Ms. Abramovich, who is Russian Orthodox, resented her Jewish ex-husband, Lev Abramovich, 49, for marrying a 35-year-old woman, police said. According to a police source, Ms. Abramovich suffers from bipolar disorder and wrote insults that directly targeted her ex-husband. “Some of them made references to the necessity of Viagra,” said the police source.


Mr. Abramovich could not be reached for comment.


Most of the targeted areas are Jewish communities in Brooklyn, a borough that has seen a recent increase in anti-Semitic bias crimes. Prior to Ms. Abramovich’s arrest, many of the victims expressed fear, anger, and disgust at the sight of swastikas on synagogue doors.


Alvert Levy, 58, a member of Ahi Ezer Congregation on Ocean Parkway at Sheepshead Bay, described the white swastikas painted on the wooden doors of his synagogue as a “smack in the face.”


“It’s something that’s been going on since the beginning of time and we thought it was over,” said Mr. Levy, his voice shaking with emotion. “It hurts. Terrible, terrible hurt. This is not a prank. This is not graffiti. When you put a swastika, you’re putting a message of hate. Anti-Semitism.”

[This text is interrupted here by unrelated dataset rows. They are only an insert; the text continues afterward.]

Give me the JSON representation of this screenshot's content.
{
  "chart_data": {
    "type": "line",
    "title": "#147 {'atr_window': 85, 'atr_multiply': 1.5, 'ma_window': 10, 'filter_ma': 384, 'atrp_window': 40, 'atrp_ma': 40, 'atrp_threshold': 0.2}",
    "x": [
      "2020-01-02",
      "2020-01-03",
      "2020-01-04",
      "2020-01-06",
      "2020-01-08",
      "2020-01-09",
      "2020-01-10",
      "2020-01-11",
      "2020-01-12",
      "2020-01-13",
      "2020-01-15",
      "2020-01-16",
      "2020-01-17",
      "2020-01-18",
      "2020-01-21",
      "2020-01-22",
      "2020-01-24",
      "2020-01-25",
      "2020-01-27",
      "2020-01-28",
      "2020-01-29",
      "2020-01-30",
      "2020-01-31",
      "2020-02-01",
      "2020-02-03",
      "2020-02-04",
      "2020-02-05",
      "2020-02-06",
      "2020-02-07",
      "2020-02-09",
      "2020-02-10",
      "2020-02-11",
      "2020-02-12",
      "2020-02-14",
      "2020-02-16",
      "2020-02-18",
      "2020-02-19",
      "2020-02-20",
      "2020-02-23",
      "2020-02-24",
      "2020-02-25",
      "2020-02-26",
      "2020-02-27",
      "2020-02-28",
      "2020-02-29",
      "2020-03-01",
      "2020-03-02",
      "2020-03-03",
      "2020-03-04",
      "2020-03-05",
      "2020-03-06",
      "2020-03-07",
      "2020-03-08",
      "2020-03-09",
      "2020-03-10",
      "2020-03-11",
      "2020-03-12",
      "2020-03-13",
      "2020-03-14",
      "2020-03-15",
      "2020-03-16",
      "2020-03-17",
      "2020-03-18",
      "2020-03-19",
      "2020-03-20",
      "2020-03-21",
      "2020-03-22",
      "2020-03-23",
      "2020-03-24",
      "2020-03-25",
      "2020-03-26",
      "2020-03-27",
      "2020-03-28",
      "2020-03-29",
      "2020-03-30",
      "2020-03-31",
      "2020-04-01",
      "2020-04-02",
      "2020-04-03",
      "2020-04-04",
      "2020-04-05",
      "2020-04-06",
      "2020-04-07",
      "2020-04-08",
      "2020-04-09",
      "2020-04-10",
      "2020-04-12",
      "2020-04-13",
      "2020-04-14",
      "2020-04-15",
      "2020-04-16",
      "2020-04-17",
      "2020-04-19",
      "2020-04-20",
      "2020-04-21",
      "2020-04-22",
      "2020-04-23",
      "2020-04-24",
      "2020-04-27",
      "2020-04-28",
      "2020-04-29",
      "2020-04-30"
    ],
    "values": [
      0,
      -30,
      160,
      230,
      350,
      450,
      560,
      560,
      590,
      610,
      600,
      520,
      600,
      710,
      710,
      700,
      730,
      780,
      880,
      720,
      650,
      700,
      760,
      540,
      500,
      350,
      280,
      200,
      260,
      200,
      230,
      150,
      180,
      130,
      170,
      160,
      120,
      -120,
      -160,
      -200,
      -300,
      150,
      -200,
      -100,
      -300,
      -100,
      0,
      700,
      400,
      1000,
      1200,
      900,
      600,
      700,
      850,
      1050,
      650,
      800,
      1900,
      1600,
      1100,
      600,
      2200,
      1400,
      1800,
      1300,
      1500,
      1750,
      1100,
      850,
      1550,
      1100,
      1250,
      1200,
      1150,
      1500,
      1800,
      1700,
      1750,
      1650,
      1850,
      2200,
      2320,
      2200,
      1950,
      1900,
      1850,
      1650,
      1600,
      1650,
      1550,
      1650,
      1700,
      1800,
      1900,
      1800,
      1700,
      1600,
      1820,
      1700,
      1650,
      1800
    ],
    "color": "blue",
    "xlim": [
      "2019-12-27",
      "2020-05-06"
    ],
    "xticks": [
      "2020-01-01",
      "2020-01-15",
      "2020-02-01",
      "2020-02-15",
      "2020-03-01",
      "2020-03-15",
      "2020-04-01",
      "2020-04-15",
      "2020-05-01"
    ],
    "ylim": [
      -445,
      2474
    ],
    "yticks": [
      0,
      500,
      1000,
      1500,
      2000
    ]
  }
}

Mothers picking up their children at the nearby Sephardic Community Center’s day care said they were concerned about the swastika scrawled on their building, but said they were confident that security would prevent anything more serious and decried the symbols as ultimately futile.

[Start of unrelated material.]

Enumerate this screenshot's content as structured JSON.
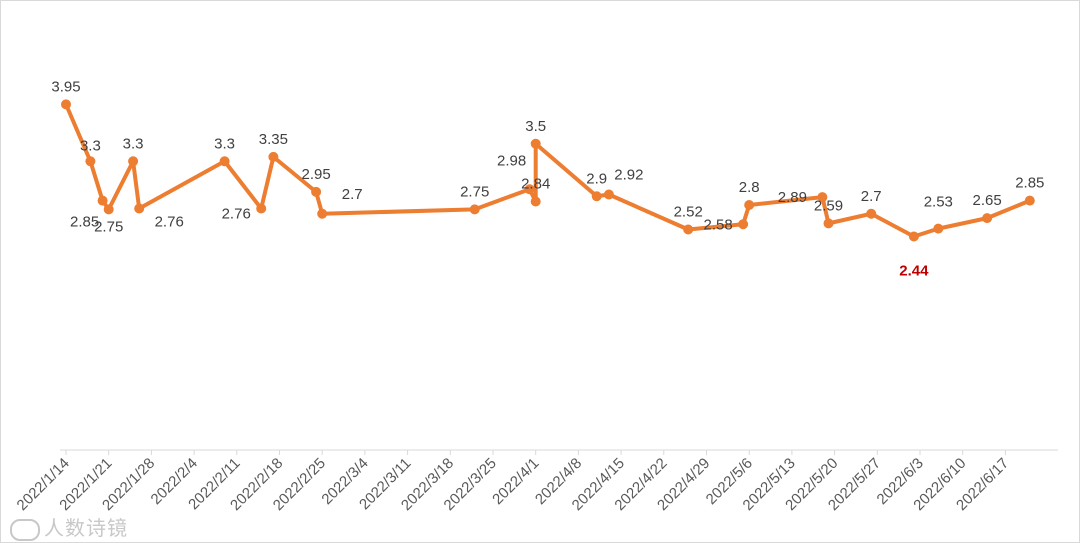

Rep. Anthony Weiner comforted Mr. Levy as workers prepared to remove the swastikas from the Ahi Ezer Congregation. He referred to the bias vandalism as “deeply troubling.” Earlier this year, Mr. Weiner released a study showing a recent spike in anti-Semitism. In March of this year, the New York Region of the Anti-Defamation League reported a citywide spike in anti-Semitic incidents during 2003. The annual Audit of Anti-Semitic Incidents showed the greatest increase occurred in Brooklyn, with 81 incidents, more than double the previous year’s tally of 36.


Police received a report of a swastika at 1:45 a.m. yesterday, when graffiti was discovered at a Kings Highway medical center. Police then canvassed the neighborhood and the more they looked, the more swastikas they found. Members of the Hate Crimes Unit examined reports from the previous two days and realized they weren’t looking at isolated pranksters.


Speaking Arabic through a translator, Zuki Alfaks, 55, superintendent of the Kol Eliyan synagogue at Avenue T, said police were already on the scene when he arrived for work at 5 a.m. Several swastikas were spray-painted on the glass doors, but they were quickly removed.


Members of the Manhattan Beach Jewish Center at West End Avenue, which includes the Jasa Senior Senior, a synagogue, day camp office, and a yeshiva, were shocked that someone had the audacity to scrawl a swastika on the front of their building.


“What can do you with all these enemies around?” asked Sara Furman, 81. a Holocaust survivor from Ukraine who spoke through a translator. “Only enemies would do something like this.”